Appeals Court Rejects New York City’s Large Soda Ban, Ensuring It Will Remain Overturned


sodaA state appeals court has upheld a lower court decision that overturned New York City’s ban on large sugary drinks, ensuring that Mayor Michael Bloomberg’s (I) public health initiative will remain unable to take effect. A unanimous panel of judges determined that the law represented an “illegal overreach of executive power.”

The policy, which banned restaurants from selling sugary drinks larger than 16 ounces, intended to address the city’s rising rates of obesity. Sugary products like soda have been linked to obesity-related health conditions like diabetes, heart diseases, and cancer. The soda ban was just one of multiple public health policies championed by Bloomberg, who has also focused on regulating tobacco products and encouraging more people to exercise.

In March — right before the soda ban was scheduled to take effect — a state judge struck down the initiative, citing the loopholes in the law that would lead to “uncertain enforcement” throughout the city. Indeed, New Yorkers insistent on consuming more than 16 ounces of soda could have circumvented the ban in any number of ways: by going to New Jersey, by buying soft drinks at any local supermarket or convenience store (which wouldn’t have fallen under the regulation), or by purchasing several smaller-sized sodas at once.

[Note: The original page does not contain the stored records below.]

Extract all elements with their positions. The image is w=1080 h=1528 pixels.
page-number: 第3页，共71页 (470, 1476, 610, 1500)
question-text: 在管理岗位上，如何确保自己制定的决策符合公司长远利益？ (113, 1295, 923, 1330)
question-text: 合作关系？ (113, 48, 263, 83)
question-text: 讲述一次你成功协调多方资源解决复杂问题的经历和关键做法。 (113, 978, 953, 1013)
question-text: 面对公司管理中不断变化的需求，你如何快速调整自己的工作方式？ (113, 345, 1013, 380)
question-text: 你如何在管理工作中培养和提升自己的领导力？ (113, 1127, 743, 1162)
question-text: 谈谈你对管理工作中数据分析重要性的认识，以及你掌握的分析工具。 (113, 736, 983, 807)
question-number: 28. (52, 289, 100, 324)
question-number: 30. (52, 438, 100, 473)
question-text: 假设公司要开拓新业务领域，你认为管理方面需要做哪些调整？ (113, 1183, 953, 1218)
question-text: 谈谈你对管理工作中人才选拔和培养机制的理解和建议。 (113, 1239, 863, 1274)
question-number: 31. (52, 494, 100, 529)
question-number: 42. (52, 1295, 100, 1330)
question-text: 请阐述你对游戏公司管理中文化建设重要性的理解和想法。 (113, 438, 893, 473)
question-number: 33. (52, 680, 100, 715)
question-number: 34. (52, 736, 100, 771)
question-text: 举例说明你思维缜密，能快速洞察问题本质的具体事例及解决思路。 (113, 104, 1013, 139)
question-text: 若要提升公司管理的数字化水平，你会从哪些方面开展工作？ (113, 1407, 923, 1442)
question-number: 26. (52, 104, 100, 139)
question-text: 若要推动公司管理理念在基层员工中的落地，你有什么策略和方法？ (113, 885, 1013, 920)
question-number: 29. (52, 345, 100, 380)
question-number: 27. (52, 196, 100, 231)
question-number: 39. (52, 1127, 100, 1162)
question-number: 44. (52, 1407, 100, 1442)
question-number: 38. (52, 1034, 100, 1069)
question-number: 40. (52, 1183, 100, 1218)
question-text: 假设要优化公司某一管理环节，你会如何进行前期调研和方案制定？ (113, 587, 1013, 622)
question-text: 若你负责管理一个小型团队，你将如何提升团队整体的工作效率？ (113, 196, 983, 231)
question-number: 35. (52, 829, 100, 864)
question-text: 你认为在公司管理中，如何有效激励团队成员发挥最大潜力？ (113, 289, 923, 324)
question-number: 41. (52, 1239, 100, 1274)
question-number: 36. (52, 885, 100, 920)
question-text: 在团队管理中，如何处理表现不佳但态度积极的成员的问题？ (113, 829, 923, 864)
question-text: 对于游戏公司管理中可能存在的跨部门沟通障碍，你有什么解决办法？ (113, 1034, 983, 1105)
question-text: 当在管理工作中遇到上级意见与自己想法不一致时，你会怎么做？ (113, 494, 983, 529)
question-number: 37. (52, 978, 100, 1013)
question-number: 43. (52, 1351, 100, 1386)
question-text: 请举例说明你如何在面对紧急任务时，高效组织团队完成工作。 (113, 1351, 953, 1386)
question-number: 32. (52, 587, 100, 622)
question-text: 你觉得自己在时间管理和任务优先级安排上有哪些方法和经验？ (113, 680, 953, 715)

Public health officials tend to agree that it’s important to figure out how to better regulate junk food in order to promote public health, and there’s widespread consensus that Americans need to cut down on their consumption of sugary drinks. They weren’t convinced that Bloomberg’s ban was a perfect policy, although many conceded that it was a well-intentioned step in the right direction.

There was one sector that was unanimous in its opposition to the policy, however. The soda industry, which has remained resistant to any type of additional regulation over beverage manufacturers, was one of the loudest critics of Bloomberg’s initiative — and sued to block the policy.